The DatasetFactory is designed to more easily pull together data from different sources. However, adding meta-data remains a laborous process. How could we make this simpler through the Python API?

zarr_root_path property

zarr_root_path: Group

The root of the zarr archive for the Dataset that is being built. All data for a single dataset is expected to be stored in the same Zarr archive.

zarr_root property

zarr_root: Group

The root of the zarr archive for the Dataset that is being built. All data for a single dataset is expected to be stored in the same Zarr archive.

register_converter

register_converter(ext: str, converter: Converter)

Registers a new converter for a specific file type.

Parameters:

Name Type Description Default
ext str

The file extension for which the converter should be used. There can only be a single converter per file extension.

required
converter Converter

The handler for the file type. This should convert the file to a Polaris-compatible format.

required

add_column

add_column(column: pd.Series, annotation: Optional[ColumnAnnotation] = None, adapters: Optional[Adapter] = None)

Add a single column to the DataFrame

We require:

  1. The name attribute of the column to be set.
  2. The name attribute of the column to be unique.
  3. If the column is a pointer column, the zarr_root_path needs to be set.
  4. The length of the column to match the length of the alredy constructed table.

Parameters:

Name Type Description Default
column Series

The column to add to the dataset.

required
annotation Optional[ColumnAnnotation]

The annotation for the column. If None, a default annotation will be used.

None

add_columns

add_columns(df: pd.DataFrame, annotations: Optional[Dict[str, ColumnAnnotation]] = None, adapters: Optional[Dict[str, Adapter]] = None, merge_on: Optional[str] = None)

Add multiple columns to the dataset based on another dataframe.

To have more control over how the two dataframes are combined, you can specify a column to merge on. This will always do an outer join.

If not specifying a key to merge on, the columns will simply be added to the dataset that has been built so far without any reordering. They are therefore expected to meet all the same expectations as for add_column.

Parameters:

Name Type Description Default
df DataFrame

A Pandas DataFrame with the columns that we want to add to the dataset.

required
annotations Optional[Dict[str, ColumnAnnotation]]

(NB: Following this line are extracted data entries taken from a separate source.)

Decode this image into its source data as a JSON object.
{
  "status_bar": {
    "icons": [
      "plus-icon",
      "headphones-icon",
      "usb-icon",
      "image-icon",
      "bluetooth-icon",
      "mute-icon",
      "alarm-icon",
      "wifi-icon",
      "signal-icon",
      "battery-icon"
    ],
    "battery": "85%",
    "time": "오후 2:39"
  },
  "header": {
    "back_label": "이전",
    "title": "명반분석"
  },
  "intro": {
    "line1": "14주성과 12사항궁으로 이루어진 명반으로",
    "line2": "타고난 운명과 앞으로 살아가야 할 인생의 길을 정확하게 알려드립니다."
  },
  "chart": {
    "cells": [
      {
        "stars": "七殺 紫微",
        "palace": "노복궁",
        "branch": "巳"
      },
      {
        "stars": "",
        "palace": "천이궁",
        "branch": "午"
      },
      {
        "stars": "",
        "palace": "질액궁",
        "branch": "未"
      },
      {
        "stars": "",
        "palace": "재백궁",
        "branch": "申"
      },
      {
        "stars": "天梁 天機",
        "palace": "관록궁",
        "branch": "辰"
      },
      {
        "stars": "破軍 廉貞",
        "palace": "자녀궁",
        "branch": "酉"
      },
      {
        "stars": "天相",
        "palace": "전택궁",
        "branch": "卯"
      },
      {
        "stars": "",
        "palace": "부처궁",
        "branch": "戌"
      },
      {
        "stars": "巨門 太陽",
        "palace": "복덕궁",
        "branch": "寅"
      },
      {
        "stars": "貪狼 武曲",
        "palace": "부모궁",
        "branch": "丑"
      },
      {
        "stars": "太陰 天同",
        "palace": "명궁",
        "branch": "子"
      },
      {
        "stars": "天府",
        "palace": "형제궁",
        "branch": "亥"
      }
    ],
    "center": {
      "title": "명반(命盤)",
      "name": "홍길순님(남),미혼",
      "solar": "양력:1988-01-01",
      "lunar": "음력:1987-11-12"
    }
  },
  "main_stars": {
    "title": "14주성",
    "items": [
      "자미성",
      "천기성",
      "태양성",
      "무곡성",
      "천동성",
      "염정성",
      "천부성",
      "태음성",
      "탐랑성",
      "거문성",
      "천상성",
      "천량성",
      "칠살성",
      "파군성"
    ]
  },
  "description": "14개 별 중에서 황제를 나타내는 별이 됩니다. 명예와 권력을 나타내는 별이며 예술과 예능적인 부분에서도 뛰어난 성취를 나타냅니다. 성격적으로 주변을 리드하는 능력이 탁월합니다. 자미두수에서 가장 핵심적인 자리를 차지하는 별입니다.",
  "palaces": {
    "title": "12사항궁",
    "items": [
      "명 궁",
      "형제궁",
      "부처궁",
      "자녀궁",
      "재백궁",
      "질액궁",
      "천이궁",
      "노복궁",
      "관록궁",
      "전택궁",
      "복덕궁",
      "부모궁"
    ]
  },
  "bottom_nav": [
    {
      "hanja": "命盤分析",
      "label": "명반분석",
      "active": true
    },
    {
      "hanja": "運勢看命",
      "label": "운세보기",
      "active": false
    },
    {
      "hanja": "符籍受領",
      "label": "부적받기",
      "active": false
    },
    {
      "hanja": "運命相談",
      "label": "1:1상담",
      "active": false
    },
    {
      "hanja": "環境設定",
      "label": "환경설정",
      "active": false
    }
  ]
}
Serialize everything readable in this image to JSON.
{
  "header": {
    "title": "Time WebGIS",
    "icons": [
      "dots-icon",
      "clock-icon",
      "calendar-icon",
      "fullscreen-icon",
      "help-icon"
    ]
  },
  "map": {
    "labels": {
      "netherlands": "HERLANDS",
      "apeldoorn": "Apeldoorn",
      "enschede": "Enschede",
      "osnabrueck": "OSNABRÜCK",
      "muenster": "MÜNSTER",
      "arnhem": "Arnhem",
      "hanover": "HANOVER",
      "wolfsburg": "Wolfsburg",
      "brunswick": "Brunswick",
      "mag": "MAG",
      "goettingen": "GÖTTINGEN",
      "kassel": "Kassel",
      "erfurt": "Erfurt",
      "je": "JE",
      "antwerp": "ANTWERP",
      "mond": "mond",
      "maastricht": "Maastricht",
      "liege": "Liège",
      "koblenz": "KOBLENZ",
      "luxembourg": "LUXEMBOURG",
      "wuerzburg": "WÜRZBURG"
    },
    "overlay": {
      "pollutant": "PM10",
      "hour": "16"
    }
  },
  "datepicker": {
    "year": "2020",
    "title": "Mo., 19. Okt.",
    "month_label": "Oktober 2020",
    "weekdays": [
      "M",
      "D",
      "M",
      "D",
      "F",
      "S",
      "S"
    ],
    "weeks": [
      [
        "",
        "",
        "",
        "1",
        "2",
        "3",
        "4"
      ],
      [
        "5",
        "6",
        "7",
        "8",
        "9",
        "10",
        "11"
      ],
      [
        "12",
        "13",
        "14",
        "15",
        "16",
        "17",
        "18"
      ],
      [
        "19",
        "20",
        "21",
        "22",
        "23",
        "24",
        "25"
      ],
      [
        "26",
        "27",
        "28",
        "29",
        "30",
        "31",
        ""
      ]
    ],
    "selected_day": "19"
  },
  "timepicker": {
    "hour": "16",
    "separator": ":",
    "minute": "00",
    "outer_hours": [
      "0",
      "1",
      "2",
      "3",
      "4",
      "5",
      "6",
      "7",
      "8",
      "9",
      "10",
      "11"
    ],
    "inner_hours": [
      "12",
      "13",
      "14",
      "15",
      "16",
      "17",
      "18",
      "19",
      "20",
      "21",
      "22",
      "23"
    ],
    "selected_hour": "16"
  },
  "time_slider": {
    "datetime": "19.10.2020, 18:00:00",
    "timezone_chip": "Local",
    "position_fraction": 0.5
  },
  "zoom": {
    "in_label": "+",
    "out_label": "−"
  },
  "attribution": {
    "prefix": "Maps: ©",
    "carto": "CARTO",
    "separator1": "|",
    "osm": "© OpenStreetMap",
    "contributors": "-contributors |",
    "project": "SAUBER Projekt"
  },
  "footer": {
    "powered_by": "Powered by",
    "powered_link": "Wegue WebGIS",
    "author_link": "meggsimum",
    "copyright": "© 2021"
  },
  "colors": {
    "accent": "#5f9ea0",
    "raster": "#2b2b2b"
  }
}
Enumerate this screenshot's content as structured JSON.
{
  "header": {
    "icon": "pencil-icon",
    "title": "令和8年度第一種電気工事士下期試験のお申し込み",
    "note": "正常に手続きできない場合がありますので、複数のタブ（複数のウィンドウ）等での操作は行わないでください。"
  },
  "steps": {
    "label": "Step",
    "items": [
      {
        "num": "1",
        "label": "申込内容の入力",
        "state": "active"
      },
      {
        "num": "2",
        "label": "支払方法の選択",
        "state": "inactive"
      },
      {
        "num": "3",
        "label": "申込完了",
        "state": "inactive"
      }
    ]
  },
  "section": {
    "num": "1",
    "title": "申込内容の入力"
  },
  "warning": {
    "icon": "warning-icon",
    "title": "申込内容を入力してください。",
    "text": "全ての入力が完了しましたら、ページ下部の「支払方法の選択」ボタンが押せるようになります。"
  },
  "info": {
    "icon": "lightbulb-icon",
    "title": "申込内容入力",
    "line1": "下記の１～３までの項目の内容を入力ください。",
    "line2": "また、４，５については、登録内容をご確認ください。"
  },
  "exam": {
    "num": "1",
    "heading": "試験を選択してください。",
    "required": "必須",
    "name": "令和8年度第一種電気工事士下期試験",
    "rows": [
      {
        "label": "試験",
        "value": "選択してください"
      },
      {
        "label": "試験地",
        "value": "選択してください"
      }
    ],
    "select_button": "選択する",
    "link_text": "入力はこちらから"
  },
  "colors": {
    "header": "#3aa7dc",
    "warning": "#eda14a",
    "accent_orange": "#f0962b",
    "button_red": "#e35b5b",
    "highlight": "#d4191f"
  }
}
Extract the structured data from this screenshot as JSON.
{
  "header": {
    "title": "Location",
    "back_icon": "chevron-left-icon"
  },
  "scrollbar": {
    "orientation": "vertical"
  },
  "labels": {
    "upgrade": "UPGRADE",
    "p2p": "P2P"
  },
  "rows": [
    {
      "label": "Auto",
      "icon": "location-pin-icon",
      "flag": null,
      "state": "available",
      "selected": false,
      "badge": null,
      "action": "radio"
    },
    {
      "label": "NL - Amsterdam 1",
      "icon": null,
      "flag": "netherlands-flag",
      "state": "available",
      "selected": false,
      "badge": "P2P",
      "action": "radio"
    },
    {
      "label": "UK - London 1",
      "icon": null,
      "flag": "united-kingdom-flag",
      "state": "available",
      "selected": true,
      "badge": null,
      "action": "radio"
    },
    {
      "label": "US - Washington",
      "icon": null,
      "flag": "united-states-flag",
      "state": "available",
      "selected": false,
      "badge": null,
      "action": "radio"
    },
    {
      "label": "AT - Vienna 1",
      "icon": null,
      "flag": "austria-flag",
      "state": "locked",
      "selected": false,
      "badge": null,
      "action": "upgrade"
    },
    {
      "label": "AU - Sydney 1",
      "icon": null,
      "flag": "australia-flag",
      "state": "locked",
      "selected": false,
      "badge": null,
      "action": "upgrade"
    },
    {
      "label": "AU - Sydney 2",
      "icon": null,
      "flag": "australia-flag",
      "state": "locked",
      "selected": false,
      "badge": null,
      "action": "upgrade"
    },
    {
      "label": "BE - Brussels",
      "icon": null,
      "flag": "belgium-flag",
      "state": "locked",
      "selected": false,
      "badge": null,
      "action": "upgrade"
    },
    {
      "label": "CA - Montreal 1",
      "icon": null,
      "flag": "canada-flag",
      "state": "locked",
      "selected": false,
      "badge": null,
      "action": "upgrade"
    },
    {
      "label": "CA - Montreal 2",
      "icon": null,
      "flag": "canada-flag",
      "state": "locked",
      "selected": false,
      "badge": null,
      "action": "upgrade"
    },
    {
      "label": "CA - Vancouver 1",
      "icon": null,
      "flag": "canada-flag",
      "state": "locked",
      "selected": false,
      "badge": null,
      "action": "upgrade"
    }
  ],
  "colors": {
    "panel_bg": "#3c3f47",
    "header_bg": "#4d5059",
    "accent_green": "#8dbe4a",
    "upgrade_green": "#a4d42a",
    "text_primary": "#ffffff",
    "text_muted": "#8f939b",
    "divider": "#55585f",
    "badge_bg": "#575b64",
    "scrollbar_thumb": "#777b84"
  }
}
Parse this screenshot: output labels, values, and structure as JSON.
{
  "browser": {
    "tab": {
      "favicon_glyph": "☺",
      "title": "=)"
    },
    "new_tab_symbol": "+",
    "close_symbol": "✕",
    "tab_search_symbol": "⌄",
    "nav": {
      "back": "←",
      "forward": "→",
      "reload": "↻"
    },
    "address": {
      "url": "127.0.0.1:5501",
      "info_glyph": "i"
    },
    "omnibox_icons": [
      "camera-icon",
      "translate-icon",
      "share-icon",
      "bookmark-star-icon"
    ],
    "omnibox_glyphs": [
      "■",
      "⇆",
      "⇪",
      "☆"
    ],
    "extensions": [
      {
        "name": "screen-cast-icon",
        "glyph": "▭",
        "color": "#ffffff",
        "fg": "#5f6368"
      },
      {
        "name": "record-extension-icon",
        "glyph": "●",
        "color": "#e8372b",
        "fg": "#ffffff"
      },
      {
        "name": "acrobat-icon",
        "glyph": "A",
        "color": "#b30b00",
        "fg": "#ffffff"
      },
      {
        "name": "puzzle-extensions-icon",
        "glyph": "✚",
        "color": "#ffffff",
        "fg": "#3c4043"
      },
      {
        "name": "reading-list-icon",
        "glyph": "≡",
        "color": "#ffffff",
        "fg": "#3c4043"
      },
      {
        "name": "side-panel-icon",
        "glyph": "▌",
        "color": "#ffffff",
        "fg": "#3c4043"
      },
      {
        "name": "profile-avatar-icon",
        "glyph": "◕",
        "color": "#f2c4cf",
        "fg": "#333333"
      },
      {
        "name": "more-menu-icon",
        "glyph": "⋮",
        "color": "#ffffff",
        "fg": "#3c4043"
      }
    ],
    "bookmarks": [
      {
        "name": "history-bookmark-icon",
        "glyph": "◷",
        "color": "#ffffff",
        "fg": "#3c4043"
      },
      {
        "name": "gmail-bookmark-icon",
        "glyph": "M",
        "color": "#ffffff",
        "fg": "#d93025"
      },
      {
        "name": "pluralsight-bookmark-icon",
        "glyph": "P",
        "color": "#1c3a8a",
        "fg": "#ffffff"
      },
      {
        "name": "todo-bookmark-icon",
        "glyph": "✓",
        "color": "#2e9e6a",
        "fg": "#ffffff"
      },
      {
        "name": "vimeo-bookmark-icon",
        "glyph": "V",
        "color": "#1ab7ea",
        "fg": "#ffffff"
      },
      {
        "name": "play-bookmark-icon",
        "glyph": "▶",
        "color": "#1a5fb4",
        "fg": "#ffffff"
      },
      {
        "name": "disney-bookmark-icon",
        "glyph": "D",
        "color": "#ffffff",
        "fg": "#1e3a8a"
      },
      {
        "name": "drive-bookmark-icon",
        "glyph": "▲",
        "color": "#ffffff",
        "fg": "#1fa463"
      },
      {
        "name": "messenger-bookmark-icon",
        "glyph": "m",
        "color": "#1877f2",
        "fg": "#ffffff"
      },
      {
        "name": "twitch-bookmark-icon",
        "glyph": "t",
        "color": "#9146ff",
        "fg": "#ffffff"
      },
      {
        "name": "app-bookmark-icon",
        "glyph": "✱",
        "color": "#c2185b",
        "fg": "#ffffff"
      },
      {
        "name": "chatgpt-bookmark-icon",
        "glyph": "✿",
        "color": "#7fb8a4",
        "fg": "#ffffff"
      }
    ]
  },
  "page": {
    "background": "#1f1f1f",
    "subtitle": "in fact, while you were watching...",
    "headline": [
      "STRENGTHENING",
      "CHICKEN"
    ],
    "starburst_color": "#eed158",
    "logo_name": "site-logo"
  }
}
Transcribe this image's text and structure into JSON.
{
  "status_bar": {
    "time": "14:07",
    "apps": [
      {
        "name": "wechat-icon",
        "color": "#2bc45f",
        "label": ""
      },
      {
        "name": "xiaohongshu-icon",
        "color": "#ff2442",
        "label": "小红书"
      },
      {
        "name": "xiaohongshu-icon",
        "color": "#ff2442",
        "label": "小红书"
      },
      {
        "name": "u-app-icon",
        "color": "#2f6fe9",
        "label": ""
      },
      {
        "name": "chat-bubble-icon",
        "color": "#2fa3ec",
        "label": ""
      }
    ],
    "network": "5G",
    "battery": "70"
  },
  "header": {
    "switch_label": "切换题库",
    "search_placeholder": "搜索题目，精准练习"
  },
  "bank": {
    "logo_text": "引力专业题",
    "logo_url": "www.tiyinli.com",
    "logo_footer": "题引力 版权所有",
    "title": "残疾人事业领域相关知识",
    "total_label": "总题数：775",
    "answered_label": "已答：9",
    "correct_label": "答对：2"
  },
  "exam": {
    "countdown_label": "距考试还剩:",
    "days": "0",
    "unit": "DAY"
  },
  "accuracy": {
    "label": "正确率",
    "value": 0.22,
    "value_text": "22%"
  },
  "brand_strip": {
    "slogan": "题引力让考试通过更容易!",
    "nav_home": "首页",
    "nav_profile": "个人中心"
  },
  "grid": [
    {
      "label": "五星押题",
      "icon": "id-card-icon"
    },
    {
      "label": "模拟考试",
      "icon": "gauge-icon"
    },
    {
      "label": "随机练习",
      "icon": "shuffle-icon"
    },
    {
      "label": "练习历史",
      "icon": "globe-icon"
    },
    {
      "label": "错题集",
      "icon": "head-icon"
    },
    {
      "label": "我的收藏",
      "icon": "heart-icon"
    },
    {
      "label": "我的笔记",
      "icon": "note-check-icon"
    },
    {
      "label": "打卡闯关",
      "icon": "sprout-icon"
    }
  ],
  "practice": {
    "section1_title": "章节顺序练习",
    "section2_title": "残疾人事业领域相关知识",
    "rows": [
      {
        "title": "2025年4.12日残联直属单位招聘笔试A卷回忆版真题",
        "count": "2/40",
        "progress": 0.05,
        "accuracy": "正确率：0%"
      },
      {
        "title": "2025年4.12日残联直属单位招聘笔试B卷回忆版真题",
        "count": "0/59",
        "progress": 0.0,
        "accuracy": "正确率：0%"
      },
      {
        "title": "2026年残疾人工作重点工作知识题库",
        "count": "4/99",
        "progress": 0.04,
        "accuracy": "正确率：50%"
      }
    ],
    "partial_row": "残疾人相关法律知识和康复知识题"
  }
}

The annotations for the columns. If None, default annotations will be used.

None
merge_on Optional[str]

The column to merge on, if any.

None

add_from_file

add_from_file(path: str)

Uses the registered converters to parse the data from a specific file and add it to the dataset. If no converter is found for the file extension, it raises an error.

Parameters:

Name Type Description Default
path str

The path to the file that should be parsed.

required

build

build() -> Dataset

Returns a Dataset based on the current state of the factory.

reset

reset(zarr_root_path: Optional[str] = None)

Resets the factory to its initial state to start building the next dataset from scratch. Note that this will not reset the registered converters.

Parameters:

Name Type Description Default
zarr_root_path Optional[str]

The root path of the zarr hierarchy. If you want to use pointer columns for your next dataset, this arguments needs to be passed.

None

polaris.dataset.create_dataset_from_file

create_dataset_from_file(path: str, zarr_root_path: Optional[str] = None) -> Dataset

This function is a convenience function to create a dataset from a file.

It sets up the dataset factory with sensible defaults for the converters. For creating more complicated datasets, please use the DatasetFactory directly.